San Francisco

San Francisco touts progress in crackdown on open-air drug markets

NBC Universal, Inc. Six months since San Francisco announced a crackdown on open-air drug markets, authorities have arrested more than 700 people for dealing and nearly 800 for public drug use, the mayor’s office announced Tuesday. Sergio Quintana reports.

Six months since San Francisco announced a crackdown on open-air drug markets, authorities have arrested more than 700 people for dealing and nearly 800 for public drug use, the mayor's office announced Tuesday.

San Francisco police Chief Bill Scott said law enforcement has made significant progress in battling the city's drug epidemic, but he also said he knows there's still more work to be done.

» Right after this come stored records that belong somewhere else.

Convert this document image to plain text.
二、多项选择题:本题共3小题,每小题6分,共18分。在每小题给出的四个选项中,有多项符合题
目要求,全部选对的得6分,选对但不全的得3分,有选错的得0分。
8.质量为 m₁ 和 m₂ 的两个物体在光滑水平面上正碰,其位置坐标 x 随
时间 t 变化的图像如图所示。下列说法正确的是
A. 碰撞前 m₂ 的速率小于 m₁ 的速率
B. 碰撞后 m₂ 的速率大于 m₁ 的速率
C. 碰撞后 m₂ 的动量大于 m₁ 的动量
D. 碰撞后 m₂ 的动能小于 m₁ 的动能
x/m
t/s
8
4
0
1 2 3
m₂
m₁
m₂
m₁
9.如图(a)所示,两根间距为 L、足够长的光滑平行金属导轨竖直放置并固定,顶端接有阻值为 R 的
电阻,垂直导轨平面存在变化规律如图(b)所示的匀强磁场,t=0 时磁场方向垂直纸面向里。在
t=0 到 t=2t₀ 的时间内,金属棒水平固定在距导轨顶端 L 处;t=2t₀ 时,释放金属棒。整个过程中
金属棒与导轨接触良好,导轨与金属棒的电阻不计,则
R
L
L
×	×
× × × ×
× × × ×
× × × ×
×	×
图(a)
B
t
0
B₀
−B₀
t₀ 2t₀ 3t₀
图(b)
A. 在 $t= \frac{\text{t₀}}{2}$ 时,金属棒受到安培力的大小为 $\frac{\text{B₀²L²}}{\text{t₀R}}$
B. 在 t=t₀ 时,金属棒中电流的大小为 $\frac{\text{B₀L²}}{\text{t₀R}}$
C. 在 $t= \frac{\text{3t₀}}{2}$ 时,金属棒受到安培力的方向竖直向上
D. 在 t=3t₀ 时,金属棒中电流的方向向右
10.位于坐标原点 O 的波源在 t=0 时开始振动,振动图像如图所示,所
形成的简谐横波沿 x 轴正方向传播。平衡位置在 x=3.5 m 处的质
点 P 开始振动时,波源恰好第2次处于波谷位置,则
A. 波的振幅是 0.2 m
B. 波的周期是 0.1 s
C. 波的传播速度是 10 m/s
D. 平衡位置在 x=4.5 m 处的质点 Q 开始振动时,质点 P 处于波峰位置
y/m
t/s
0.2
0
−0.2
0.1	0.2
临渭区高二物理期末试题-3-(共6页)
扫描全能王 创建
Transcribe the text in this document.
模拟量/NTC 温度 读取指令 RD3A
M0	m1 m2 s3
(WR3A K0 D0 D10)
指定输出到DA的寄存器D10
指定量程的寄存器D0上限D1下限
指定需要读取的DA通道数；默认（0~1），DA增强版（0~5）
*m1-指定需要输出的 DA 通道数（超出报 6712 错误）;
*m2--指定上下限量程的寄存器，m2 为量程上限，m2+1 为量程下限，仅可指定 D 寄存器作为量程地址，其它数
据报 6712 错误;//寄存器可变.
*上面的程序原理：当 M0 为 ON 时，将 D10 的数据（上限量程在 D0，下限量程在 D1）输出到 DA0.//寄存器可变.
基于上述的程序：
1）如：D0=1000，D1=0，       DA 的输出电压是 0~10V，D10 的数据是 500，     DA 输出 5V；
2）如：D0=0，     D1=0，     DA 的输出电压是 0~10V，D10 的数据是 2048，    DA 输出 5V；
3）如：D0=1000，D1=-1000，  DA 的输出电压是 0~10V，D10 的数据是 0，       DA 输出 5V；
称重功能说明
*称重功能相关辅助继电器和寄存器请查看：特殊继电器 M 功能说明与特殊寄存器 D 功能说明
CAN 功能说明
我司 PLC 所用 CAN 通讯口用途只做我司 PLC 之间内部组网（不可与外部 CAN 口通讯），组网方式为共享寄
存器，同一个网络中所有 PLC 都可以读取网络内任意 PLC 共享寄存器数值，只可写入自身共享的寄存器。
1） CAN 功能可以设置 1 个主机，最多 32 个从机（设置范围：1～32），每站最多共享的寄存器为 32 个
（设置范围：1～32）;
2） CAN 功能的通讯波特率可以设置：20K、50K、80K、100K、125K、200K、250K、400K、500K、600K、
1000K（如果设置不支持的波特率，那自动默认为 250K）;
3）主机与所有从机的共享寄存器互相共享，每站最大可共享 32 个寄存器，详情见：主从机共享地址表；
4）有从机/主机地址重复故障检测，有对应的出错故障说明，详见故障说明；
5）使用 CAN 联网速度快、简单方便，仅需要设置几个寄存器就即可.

"There's been some displacement, there's been some time displacement – things shifting from daytime to nighttime and overnight – and there's been some location displacement," he said.

One big change is the open-air drug markets that once defined UN Plaza are now gone. In their place are skateboarders taking advantage of the newly-installed skate park.

The drug dealing and using that used to happen there is either vanishing or moving to other areas. According to the mayor's office, that's progress.

Figures released Tuesday show police officers and sheriff's deputies have made 556 drug dealing arrests in the last six months in the Tenderloin and South of Market areas.

Police are also arresting open-air drug users, something Jacqui Berlinn with Mother's Against Drug Deaths has been pushing for.

She said her son is addicted to drugs and shuffles between San Francisco and San Mateo County, which is where he was recently arrested.

"He was released a week later, and when I saw him it was like night and day," she said. "He had a week of sleep. He had good food. His mindset was much better because he hadn't been on street drugs for an entire week. And he was talking about getting into rehab."

Berlinn believes San Francisco is doing better, but she said the judges in San Mateo County still seem to be willing to take a harder line and compel people to accept either jail or treatment.

In San Francisco, District Attorney Brooke Jenkins' office seems to be having a tough time getting the same hard line from judges.

Of the 369 motions requesting someone be detained, only 34 were ordered to be held in jail until trial.

Critics of the crackdown argue it doesn't get to the root problem, saying the real way to battle addiction is treatment, not arrests.

"It's enforcement heavy, and I hate to say it, but that has never worked, and it won't work here," former police commissioner John Hamasaki said.

Scott said his department's plan is for more of the same in the coming year.

"We want to make sure that people understand that we're not going away," he said. "If anything, we will intensify this effort."